Experts usually cite the impact of the construction of dams as responsible for the drying off of rivers such as the Okhoro River, the Hadejia-Nguru wetlands, and the River River. However, they increasing accuse climate change for the phenomenon, or a combination of both for a situation where rivers in Nigeria run dry. Also, the geological settings of the region coupled with the semi-arid region make northeast Nigeria exposed to the risk of low rainfall, which is approximately 600 mm per annum.
Governments of the affected countries now battle on several fronts around Lake Chad soon after the drying out of the lake accelerated, with herders turning into terrorists in order to survive. A joint multinational task force made up of troops from Nigeria, Niger, Cameroon, Chad, and Benin continues to launch military strikes against the terrorists. The widespread violence leaves 10.7 million people across the Lake Chad region in need of emergency assistance . Two million and three hundred thousand people across the region face displacement. Over five million struggle to access enough food to survive, while half a million children suffer from severe acute malnutrition, said UN Deputy Secretary-General Amina Mohammed during a high-level event on the humanitarian situation in the region.

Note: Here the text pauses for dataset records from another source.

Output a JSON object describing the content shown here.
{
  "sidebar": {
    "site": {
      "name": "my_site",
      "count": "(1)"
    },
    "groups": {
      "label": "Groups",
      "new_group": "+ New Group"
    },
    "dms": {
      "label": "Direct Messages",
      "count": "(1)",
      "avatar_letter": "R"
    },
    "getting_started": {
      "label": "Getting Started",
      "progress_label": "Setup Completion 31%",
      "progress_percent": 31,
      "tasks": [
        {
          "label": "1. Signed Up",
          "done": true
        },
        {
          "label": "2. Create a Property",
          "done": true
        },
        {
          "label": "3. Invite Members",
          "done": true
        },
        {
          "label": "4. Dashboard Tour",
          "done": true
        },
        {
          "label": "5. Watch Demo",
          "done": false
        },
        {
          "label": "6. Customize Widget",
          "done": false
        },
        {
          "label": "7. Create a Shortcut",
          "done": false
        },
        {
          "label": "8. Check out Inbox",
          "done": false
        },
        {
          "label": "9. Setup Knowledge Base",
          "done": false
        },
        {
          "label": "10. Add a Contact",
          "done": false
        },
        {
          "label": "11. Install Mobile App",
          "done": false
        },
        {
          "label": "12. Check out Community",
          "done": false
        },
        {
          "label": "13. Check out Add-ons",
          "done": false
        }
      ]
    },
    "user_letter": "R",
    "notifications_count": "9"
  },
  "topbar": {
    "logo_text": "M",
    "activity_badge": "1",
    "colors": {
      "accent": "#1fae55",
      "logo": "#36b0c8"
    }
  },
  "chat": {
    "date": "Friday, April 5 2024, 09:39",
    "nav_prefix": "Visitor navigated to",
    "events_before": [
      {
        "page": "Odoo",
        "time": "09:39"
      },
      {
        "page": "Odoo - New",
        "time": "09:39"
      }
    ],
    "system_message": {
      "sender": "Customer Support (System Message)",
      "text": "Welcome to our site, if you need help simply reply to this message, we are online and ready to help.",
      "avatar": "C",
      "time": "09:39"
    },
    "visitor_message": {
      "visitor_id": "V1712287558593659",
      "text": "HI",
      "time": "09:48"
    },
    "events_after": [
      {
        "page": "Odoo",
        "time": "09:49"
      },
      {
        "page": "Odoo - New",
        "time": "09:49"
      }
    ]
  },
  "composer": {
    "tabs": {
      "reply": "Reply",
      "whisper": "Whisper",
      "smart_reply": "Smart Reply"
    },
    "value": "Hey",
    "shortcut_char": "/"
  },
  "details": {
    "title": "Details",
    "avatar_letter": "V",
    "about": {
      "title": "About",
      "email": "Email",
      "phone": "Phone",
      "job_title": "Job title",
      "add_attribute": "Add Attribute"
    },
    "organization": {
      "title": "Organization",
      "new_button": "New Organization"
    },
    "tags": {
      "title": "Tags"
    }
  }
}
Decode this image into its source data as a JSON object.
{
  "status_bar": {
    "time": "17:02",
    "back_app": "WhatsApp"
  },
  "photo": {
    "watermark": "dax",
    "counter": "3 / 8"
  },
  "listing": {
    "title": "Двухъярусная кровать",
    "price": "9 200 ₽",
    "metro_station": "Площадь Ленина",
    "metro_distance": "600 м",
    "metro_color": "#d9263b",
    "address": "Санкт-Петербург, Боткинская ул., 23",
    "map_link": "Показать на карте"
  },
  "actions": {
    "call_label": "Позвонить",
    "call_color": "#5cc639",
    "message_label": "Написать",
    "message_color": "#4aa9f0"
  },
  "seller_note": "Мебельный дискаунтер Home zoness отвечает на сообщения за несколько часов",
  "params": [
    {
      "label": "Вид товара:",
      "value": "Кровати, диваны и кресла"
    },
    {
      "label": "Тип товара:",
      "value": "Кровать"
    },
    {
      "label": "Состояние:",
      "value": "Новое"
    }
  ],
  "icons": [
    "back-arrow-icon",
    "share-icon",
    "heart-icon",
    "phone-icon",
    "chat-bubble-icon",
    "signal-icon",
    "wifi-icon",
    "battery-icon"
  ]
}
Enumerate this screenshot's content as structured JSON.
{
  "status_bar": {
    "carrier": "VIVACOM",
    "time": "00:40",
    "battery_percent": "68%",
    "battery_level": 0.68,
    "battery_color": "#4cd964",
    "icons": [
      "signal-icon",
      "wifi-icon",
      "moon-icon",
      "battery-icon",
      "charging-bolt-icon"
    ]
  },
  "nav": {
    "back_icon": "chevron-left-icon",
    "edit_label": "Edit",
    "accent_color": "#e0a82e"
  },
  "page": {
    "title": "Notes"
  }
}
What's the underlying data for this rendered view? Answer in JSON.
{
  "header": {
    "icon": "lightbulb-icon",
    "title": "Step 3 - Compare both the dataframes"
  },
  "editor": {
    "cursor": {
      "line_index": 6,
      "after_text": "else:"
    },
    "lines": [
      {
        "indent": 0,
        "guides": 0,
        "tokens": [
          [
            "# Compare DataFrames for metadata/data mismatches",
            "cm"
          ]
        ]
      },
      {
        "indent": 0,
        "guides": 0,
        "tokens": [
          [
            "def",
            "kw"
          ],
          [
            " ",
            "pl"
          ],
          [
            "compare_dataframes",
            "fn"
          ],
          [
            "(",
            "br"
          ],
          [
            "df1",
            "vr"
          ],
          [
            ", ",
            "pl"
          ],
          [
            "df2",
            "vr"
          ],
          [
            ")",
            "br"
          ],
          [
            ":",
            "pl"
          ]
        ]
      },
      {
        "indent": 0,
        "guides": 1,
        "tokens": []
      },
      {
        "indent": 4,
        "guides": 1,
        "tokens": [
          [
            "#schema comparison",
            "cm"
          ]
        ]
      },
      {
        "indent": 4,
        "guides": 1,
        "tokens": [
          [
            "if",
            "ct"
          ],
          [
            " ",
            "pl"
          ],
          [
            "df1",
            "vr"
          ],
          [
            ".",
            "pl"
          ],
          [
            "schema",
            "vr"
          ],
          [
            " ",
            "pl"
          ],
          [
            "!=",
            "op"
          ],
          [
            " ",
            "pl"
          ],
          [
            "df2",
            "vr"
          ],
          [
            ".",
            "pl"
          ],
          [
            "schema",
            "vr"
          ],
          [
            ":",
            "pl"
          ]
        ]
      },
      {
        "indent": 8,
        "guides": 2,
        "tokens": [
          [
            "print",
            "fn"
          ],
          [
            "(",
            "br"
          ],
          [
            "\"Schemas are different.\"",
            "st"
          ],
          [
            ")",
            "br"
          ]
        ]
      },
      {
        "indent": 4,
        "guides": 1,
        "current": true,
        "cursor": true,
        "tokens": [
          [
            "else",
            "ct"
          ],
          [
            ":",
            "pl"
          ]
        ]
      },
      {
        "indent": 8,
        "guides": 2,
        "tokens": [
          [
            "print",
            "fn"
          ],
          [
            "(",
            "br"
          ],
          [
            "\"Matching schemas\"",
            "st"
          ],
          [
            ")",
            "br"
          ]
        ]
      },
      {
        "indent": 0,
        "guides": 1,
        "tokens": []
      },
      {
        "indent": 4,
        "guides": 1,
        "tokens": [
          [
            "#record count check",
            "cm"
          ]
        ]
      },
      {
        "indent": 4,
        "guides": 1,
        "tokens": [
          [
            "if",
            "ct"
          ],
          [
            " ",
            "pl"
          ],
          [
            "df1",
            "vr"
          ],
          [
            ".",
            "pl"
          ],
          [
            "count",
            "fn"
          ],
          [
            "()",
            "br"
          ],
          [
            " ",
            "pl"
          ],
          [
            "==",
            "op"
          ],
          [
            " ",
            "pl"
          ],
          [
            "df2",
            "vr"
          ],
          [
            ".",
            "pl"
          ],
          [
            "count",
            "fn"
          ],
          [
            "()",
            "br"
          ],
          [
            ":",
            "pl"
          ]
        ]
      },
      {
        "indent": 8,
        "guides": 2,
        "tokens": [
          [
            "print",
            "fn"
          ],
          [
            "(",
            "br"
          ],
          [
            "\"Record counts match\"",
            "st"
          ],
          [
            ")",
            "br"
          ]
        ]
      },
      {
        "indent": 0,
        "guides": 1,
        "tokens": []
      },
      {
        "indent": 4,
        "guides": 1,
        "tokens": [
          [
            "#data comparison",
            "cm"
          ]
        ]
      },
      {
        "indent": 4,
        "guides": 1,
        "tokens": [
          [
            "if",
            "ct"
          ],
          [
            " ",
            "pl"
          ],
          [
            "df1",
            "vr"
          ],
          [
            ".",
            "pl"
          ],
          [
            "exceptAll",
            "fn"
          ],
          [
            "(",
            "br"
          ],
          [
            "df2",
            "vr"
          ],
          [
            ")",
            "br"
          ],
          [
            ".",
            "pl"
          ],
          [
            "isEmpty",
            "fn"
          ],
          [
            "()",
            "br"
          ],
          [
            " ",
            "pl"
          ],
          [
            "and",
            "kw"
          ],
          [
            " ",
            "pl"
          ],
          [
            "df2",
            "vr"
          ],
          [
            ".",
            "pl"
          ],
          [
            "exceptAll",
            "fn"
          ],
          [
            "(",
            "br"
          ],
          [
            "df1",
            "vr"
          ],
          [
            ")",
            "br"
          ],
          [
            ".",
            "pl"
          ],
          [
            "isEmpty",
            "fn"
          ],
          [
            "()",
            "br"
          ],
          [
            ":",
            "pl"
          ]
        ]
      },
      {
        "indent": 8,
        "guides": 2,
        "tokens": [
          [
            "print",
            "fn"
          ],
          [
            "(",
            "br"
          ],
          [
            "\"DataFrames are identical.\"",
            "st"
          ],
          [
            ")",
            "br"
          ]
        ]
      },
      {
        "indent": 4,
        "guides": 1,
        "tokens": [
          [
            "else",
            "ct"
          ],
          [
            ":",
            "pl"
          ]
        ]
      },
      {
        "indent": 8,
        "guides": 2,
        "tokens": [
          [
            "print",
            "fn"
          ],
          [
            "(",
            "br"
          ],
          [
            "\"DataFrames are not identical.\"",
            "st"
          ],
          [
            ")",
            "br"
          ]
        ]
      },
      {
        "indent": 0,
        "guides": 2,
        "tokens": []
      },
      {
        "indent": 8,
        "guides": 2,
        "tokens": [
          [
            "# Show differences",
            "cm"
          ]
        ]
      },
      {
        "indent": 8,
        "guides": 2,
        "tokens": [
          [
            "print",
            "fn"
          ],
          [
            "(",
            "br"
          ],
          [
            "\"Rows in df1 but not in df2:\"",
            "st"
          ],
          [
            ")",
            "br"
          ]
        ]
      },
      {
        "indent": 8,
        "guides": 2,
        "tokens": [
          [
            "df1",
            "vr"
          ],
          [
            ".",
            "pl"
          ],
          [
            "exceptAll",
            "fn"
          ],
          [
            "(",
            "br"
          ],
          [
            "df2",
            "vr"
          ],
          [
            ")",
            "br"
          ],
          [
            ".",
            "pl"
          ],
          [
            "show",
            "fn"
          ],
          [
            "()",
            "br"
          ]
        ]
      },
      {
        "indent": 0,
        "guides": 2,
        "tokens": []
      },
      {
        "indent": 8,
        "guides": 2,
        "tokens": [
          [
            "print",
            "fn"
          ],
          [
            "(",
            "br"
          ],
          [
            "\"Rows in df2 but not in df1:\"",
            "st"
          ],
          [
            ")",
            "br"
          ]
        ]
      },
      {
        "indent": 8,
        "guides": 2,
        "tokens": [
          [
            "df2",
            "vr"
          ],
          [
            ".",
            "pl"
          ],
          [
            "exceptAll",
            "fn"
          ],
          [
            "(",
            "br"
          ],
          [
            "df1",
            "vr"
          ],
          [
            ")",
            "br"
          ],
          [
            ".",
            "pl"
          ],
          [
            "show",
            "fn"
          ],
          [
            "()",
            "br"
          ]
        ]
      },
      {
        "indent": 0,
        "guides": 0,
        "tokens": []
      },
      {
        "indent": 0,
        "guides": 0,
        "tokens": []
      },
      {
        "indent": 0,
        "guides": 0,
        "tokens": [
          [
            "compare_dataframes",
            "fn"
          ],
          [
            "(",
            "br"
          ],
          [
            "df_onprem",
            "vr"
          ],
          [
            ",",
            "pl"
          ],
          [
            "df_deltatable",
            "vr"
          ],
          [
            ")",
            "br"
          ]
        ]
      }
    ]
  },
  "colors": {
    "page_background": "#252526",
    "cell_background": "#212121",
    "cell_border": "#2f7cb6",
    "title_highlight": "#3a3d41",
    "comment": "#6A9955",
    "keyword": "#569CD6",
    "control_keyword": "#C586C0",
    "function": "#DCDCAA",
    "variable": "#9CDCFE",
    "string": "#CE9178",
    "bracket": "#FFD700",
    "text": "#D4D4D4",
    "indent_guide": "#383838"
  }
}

With the rivers running dry and rainfalls decreasing, 26.5 million Nigerian children – or 29 per cent of their population – experience high or extremely high water vulnerability, according to a World Bank report. The current water supply covers just 40-50 % in the rural areas, since most of the rivers, streams, dams, lakes, etc exist in a state of jeopardy, due to climatic changes and other factors, wrote Y. N. Lohdip, a lead author of a research on water bodies in Nigeria and a lecturer at the Department of Chemistry, University of Jos, Nigeria. Sixty million Nigerians, or 33 percent of the population, lack an access to clean water, and since they depend on sources such as river water, they find themselves in a dire need for water.
More than 1.5 million people lived by fishing on Hadejia-Nguru Wetlands, others grazing their cattle on its wet pastures, and farmers irrigating their crops from its complex network of natural channels and lakes. But with the wetland going dry, the farmers, fishermen and cattle hustlers lost their source of livelihoods, heading for Kano and joining the Islamic terrorist group Boko Haram. At the Okhoro River in Benin City, fishermen suddenly found themselves jobless.
With fishermen finding themselves out of jobs, the fishing sector got affected. The total fish demand for Nigeria based on the 2014 population estimates stands at 3.32m metric tonnes annually, according to the UN Food and Agricultural Organisation. Even with a domestic fish production from aquaculture, artisanal and industrial fisheries for 2014 standing at 1.123m metric tons, a fish supply gap of 2.197 million metric tons still exists, as the contribution from the nation’s rivers and lakes dwindled.
The World Bank, African Development Bank (AfDB) and other partners should support the activation of a fund pledged for land restoration, tree planting, development of climate resilience infrastructure and investments in small and medium-sized farms, as a way to cope with the challenge of rivers and lakes running dry in Nigeria, said President Mohammadu Buhari recently.
Whether this solves the problem is another issue altogether.